Насилу уговорил их Сперанский. Привычный голос заставил мамонтов наконец остановиться и ссадить невольных пассажиров на землю. И, когда люди пошли назад к дому, гиганты долго и недоуменно смотрели им вслед, явно не понимая, почему же не воспользовались хозяева кратера их услугами по переселению…
Когда люди скрылись в лесу, мамонты молча повернулись и пошли прочь от места, признанного их инстинктом смертельно опасным для жизни.
Теперь в пещере Сперанского работали яростно, до полного изнеможения. Двое из шести разведчиков все время находились в забое: палили костёр, таскали воду, долбили ломом неподатливый базальт. Уже был пробит широкий лаз на три метра вглубь. Осталось ещё около четырех метров.
— За месяц добьём, — уверенно говорил Любимов, который почти безвылазно находился в пещере.
— Важно, кто кого опередит: мы со своей работой или газ из трещины, вот в чём вопрос, — безрадостно шутил Борис и с горечью рассматривал мозоли на своих ладонях, не сходившие вот уже несколько недель.
В свободное от работы время Орочко ходил по лесу и зорко высматривал ещё не ушедшего зверя. И, если ему встречался глупый лис или неповоротливый барсук, он брал хворостину и гонялся за ними до тех пор, пока не убеждался, что звери убежали в верхнюю половину кратера. Усков окрестил Орочко титулом начальника эвакопункта. В то же время агроном следил за посевами. Вечером докладывал:
— Ячмень раскустился. Степень кущения в среднем два и три десятых. Картофель взошёл, выпадов нет. Рассада чувствует себя нормально, но на днях потребует поливки. Какое будет указание, Владимир Иванович?
Тот слабо улыбался и отмахивался. Газ находился в трехстах метрах от огорода. Стоит ли думать теперь о поливе?
Чтобы обезопасить место работы, решили сложить вокруг входа в пещеру плотный каменный барьер: если газ зальёт весь кратер и подберётся к пещере, барьер защитит её на какое-то время.
Когда стена была закончена, то перед входом в пещеру получился огороженный дворик метров тридцати в длину и десяти — пятнадцати в ширину. Открытым оставался пока только лаз для разведчиков. В любой день, когда газ подойдёт к месту работы, люди могли заложить и замазать вход и остаться во дворике, откуда им прямой путь в пещеру и — может быть — в большой мир. В первую очередь во дворик перетащили алмазы. Потом сделали неприкосновенный запас пищи из вяленого мяса, рыбы и овощей. Натаскали много дров, выкопали и обмазали глиной небольшой бассейн и залили его водой. Теперь можно было ждать.
Усков, как и все, строго соблюдал очерёдность работы в пещере. Но, закончив свою смену, он брал геологический молоток и уходил в лес. Какая бы судьба ни ожидала их, а работать надо, о кратере надо иметь полное представление. Наслоения земной коры — раскрытая книга геологической истории Земли. Только читай.
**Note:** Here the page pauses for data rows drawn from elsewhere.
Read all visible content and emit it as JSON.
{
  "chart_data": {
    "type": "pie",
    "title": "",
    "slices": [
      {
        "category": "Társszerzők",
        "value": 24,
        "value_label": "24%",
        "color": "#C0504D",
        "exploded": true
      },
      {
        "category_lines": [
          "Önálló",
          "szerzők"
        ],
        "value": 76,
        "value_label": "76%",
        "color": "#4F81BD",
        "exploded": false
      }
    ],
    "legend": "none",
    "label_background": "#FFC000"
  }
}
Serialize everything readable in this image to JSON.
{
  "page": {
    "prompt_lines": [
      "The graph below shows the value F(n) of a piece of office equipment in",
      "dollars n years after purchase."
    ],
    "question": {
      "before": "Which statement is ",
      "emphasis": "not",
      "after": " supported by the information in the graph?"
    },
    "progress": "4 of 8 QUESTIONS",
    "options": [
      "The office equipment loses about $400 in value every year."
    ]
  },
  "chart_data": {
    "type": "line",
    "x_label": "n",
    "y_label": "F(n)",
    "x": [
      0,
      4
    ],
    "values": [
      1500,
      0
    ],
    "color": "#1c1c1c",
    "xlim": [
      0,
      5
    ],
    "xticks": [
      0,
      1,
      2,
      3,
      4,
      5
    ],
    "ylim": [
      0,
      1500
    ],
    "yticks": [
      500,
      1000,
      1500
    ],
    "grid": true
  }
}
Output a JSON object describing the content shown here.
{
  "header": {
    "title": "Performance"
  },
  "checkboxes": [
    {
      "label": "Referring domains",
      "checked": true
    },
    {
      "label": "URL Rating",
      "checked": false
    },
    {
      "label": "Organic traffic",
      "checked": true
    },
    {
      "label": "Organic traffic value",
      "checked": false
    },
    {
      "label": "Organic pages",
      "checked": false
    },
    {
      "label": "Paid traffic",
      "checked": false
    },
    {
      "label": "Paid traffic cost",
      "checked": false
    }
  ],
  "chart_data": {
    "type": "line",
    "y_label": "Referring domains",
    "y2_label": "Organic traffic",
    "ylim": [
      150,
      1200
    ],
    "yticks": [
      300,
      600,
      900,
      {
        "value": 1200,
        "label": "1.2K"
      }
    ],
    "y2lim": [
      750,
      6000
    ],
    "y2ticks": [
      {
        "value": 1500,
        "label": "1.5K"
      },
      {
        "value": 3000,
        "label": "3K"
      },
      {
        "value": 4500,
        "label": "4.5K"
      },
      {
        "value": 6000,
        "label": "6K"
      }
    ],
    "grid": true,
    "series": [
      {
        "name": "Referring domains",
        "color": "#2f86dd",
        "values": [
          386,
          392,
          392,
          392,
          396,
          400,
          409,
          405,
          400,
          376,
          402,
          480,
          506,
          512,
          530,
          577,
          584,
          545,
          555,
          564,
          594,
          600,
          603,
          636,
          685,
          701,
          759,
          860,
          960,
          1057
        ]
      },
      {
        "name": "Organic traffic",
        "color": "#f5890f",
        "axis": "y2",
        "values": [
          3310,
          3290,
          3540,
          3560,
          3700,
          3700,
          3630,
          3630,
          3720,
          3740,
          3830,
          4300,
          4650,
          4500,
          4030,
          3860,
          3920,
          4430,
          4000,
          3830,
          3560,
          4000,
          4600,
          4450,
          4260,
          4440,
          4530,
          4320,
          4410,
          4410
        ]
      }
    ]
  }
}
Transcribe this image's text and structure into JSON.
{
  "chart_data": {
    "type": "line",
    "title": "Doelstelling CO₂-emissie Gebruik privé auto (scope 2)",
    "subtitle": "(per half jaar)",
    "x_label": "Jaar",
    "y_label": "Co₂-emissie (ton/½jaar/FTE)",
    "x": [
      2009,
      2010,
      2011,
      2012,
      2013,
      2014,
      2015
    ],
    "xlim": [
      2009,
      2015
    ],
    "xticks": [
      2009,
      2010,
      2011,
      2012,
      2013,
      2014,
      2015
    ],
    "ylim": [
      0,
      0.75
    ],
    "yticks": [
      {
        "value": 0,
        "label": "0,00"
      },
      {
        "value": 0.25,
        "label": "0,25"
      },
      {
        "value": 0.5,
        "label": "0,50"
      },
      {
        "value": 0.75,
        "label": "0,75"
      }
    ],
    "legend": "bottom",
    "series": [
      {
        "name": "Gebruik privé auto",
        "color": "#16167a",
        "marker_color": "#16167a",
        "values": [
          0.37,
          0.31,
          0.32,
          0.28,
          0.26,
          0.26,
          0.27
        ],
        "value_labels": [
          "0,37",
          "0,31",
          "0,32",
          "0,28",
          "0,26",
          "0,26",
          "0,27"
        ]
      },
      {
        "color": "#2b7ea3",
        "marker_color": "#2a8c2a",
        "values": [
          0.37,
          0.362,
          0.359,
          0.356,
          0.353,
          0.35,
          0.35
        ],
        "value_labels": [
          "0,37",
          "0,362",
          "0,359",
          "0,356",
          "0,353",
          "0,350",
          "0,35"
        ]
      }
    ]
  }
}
Усков особенно упорно искал кимберлиты. Кроме тон алмазоносной «трубки», которую он нашёл вблизи пещеры Сперанского, ему удалось обнаружить кимберлитовую глину на дне озера. В ручье около озера он подобрал шесть алмазов величиной с лесной орех.
Однако, бродя по кратеру, Усков то и дело возвращался к границе, за которой не было жизни. Газ расходился все дальше и дальше. Он уже задушил обитателей реки — масса мёртвой рыбы плавала по поверхности озера; он крался по низинам, и трупы мелких животных — зайцев, ежей, бурундуков, — не успевших бежать, оставались на его пути.
Как-то геолог вместе с Орочко пошёл в верхнюю часть кратера осмотреть подход к террасе, куда их всех сбросил буран несколько месяцев назад.
Именно сюда, в верхний кратер, перекочевали теперь звери из нижнего кратера. Весело и шумно бродили по полянам бараны, неторопливо и озабоченно прохаживались медведи, мелкота кишела в траве и кустарниках.
— А вот и наши друзья! — воскликнул Орочко. Этот возглас относился к мамонтам. Они шли к людям, приветливо помахивая хоботами и опустив головы, словно кланялись знакомым.
Ускову и Орочко удалось взобраться на террасу.
— Вот мы почти и на свободе. Ещё метров пятьдесят — и вершина горы. Близко, не правда ли? — заметил геолог. — Близок локоток, да не укусишь!
— Мы спасём и животных, и растительность, — вдруг твёрдо заявил Усков. — Смотрите, Александр Алексеевич. Ширина перемычки в самом узком месте, где соединяются оба кратера, не больше трехсот — четырехсот метров. А по бокам отвесные, порядком потрескавшиеся стены. Если ничего иного не придумаем, то, как только вырвемся наружу и достанем взрывчатку, обрушим стены и отгородимся от нижнего кратера стеной. Западный погибнет. Пусть. Но вот этот, с животными и лесами, останется. Как заповедник!
— Но сперва надо выйти самим, — осторожно заметил Орочко.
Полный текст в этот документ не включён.